By DAVID MYTON
Over the past six years the MOOC has whirled through the Gartner Hype Cycle – sparked into life by an innovation trigger (great idea!), travelled up the peak of inflated expectations (they’ll replace universities), down the trough of disillusionment (they’re not that good), ascended the slope of enlightenment (ah, we get it!), and is now bustling along the path of productivity.
Doing nicely, thank-you very much.
According to data collected by Class Central and reported in ed-tech resource platform EdSurge, last year 23 million people worldwide registered for a MOOC course for the first time ever, while the total number of students who signed up for at least one course was 58 million, up from some 35 million the previous year.
The main players remain Coursera, edX, FutureLearn and Udacity, while XuetangX (China’s Tsinghua University and Ministry of Education, and the only non-English language platform) is now making significant inroads with six million registered last year.
EdSurge reports that last year 2,600 new courses were announced (up from 1,800 the previous year), taking the total number of MOOCs to 6,850 from over 700 universities.
The venerable University of Oxford also put its toe in the water with its first MOOC offering, through edX, adding its name to a list of top rankers such as Stanford, Yale, MIT, Singapore, Trinity College Dublin, Sorbonne and 600-odd other universities that offer MOOCs.
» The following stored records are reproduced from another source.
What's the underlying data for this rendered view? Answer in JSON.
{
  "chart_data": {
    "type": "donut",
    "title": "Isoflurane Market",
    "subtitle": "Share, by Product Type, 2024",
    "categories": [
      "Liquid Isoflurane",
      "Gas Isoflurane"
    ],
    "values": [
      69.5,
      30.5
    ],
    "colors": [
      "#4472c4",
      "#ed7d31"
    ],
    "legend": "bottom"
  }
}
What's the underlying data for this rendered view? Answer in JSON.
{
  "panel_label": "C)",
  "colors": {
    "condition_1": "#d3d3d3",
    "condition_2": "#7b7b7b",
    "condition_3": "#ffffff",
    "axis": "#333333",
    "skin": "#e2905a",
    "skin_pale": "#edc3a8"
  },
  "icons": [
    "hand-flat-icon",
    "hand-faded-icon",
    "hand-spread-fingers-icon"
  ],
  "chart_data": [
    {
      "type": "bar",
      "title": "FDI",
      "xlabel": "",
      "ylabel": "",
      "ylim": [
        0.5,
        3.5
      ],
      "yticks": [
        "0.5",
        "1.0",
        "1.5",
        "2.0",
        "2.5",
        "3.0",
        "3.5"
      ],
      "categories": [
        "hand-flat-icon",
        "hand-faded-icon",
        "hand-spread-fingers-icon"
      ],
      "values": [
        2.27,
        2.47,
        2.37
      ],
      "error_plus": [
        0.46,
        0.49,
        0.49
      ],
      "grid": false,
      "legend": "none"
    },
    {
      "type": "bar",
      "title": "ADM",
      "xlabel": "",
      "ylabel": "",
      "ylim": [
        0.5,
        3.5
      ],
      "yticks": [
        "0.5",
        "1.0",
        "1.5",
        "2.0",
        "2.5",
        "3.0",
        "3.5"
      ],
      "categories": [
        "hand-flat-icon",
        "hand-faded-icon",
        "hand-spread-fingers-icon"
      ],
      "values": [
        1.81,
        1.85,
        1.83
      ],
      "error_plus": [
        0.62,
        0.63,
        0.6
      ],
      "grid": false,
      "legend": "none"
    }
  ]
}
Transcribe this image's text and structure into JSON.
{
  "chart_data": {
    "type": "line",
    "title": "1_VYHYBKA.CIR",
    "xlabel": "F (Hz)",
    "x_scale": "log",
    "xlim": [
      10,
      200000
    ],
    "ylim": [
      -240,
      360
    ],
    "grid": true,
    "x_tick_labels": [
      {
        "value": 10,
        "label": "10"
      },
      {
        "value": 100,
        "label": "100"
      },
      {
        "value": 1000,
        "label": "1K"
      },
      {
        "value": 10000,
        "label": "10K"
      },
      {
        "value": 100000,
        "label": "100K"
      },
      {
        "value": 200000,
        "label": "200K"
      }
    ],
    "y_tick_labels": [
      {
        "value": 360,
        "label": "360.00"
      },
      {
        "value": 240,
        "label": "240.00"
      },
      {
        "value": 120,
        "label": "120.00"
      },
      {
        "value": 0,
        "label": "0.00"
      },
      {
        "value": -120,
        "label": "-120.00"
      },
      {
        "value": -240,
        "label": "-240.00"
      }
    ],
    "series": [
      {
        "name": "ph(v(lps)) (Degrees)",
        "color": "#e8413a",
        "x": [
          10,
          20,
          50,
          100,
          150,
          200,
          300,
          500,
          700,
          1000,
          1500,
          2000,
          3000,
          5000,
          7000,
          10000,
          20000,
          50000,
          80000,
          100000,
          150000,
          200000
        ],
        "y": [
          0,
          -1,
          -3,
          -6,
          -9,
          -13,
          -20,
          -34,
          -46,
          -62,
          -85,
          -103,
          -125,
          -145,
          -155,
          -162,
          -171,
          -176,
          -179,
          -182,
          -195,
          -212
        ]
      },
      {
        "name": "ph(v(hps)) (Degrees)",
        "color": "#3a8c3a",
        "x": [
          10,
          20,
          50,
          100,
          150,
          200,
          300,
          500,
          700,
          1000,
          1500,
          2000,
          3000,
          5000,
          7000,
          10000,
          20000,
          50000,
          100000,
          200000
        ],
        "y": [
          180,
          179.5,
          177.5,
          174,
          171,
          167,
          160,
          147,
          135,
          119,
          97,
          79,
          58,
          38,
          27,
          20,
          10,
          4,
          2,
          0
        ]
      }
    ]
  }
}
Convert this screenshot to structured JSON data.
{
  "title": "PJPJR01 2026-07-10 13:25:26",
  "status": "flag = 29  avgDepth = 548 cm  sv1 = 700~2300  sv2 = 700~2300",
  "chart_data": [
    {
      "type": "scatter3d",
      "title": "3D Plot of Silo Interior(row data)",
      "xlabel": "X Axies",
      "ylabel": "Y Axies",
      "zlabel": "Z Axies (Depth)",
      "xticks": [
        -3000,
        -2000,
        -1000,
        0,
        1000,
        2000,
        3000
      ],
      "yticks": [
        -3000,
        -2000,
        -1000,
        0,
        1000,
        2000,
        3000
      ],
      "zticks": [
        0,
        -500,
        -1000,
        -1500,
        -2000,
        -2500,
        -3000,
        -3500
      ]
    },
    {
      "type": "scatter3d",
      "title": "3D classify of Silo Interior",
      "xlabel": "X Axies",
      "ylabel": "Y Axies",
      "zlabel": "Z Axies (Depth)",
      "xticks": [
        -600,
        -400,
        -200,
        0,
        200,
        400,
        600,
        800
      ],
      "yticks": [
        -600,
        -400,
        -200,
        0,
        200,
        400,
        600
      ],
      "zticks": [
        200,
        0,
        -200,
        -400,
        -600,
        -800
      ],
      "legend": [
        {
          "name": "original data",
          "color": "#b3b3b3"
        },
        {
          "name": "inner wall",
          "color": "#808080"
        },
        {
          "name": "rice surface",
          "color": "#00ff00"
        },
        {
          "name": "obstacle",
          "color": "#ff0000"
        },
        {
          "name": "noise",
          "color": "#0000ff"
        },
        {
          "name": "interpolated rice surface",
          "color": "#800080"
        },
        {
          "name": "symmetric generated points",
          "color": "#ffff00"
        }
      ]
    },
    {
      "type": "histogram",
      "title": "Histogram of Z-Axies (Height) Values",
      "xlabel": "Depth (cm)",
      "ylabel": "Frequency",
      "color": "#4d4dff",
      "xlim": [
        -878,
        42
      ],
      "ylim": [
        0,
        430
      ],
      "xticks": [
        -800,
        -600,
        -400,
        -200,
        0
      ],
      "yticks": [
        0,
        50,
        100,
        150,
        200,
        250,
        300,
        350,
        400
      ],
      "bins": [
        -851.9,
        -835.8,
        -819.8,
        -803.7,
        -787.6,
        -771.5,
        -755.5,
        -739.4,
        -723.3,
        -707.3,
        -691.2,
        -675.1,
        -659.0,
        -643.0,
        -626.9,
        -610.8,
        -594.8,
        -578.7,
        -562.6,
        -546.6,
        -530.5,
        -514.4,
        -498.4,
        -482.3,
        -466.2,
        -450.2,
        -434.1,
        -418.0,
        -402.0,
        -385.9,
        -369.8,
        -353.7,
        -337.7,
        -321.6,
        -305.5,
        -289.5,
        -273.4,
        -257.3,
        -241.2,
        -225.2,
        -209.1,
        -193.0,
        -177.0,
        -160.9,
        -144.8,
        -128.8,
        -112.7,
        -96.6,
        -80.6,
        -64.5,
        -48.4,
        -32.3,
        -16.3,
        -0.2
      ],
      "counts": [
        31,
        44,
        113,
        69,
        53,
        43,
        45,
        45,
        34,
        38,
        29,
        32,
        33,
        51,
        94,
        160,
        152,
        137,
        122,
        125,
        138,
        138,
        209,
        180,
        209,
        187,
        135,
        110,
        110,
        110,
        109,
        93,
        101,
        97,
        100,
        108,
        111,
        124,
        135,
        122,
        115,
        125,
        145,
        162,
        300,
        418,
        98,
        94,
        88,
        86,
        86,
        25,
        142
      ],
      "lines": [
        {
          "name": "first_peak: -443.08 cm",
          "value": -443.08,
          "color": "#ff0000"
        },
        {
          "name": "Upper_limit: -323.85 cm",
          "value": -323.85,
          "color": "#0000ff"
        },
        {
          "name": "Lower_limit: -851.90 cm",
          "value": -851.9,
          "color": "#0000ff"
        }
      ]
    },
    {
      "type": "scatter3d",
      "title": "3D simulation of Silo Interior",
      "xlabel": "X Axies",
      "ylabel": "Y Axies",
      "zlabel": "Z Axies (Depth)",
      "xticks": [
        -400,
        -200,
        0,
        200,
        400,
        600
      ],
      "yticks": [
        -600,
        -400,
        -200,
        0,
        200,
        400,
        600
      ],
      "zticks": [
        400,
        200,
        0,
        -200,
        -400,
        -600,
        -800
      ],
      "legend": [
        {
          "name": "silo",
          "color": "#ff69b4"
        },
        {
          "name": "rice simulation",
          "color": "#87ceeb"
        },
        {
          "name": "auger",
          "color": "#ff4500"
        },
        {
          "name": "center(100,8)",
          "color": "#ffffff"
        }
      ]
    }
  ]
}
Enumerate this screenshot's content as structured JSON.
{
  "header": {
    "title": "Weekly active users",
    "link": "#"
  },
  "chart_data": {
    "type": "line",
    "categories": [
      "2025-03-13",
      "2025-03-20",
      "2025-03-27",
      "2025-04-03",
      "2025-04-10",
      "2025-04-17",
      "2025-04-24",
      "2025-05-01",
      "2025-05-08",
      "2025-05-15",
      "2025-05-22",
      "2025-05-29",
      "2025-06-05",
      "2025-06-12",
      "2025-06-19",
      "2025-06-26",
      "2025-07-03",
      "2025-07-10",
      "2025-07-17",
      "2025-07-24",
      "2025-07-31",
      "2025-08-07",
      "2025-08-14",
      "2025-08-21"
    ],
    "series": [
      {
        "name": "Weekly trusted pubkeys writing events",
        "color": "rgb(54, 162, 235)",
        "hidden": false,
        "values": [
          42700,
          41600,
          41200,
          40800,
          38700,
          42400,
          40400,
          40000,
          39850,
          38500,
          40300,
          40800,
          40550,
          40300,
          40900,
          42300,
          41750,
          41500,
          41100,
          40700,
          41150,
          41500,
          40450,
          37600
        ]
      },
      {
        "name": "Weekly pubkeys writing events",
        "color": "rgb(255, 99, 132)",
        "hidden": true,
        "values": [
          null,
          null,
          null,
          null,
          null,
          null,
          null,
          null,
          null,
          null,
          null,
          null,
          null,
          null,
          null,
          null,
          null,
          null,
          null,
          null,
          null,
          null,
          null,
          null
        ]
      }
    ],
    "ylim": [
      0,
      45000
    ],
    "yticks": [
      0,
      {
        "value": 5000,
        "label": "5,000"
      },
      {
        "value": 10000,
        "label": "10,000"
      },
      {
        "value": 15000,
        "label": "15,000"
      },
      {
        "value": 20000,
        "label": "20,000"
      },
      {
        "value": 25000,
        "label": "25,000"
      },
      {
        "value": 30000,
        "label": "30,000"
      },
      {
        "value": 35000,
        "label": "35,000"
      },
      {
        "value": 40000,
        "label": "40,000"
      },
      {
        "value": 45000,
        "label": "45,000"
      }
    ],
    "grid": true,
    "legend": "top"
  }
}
Significant change is afoot in MOOC land, however: there is a marked drift away from free to paid including charges for certificates, graded assignment and content with EdSurge noting: “All the major providers already have or plan to launch courses that are paid only.”
In a competitive world, many learners reasonably want credentials resulting from successful study, and appear prepared to pay for their courses.
Also trending is a decline in students utilising MOOCs for “interest only” subjects and a rise in those wishing to improve their career prospects by studying skills-based courses centred on science, business and management, technology and computing.
MOOCs that can help people get ahead will get ahead themselves.
Here we see another trend – many large corporations are experimenting with internal MOOCs for corporate learning purposes.
The biggest recent change to MOOCs, says Class Central, is that they have become more available with a significant rise in the number of courses that users can start immediately which means that “instead of tens of thousands of people learning together, everybody is learning at their own pace and in much smaller cohorts”.
MOOCs, it says, “have evolved to meet the needs of their students”.
Could there be a lesson there for more traditional, highered institutions?
The Australian context
Local universities have developed and are offering many innovative and free MOOCs, but progress has been relatively slow, possibly because of restrictive copyright and licensing rules.
Last year Open Education Licensing announced it would be launching an open education licensing toolkit to help local institutions to navigate the “issues around copyright and openness in open online education”.
Nevertheless, this has not stopped Austrade from thinking big about the potential of MOOCs.
In April last year it launched a “roadmap” for how Australian educators could (possibly) market and utilise online technology to secure 110 million international students studying local courses by 2025.
Today, a variety of MOOCs is on offer in Australia and the number is growing.
Many of the local MOOCs can be found in The Good Universities Guide, with courses ranging from business management, computing and information technology, to education and training, nursing, science and agriculture.
MOOCs are also offered by several TAFE institutions.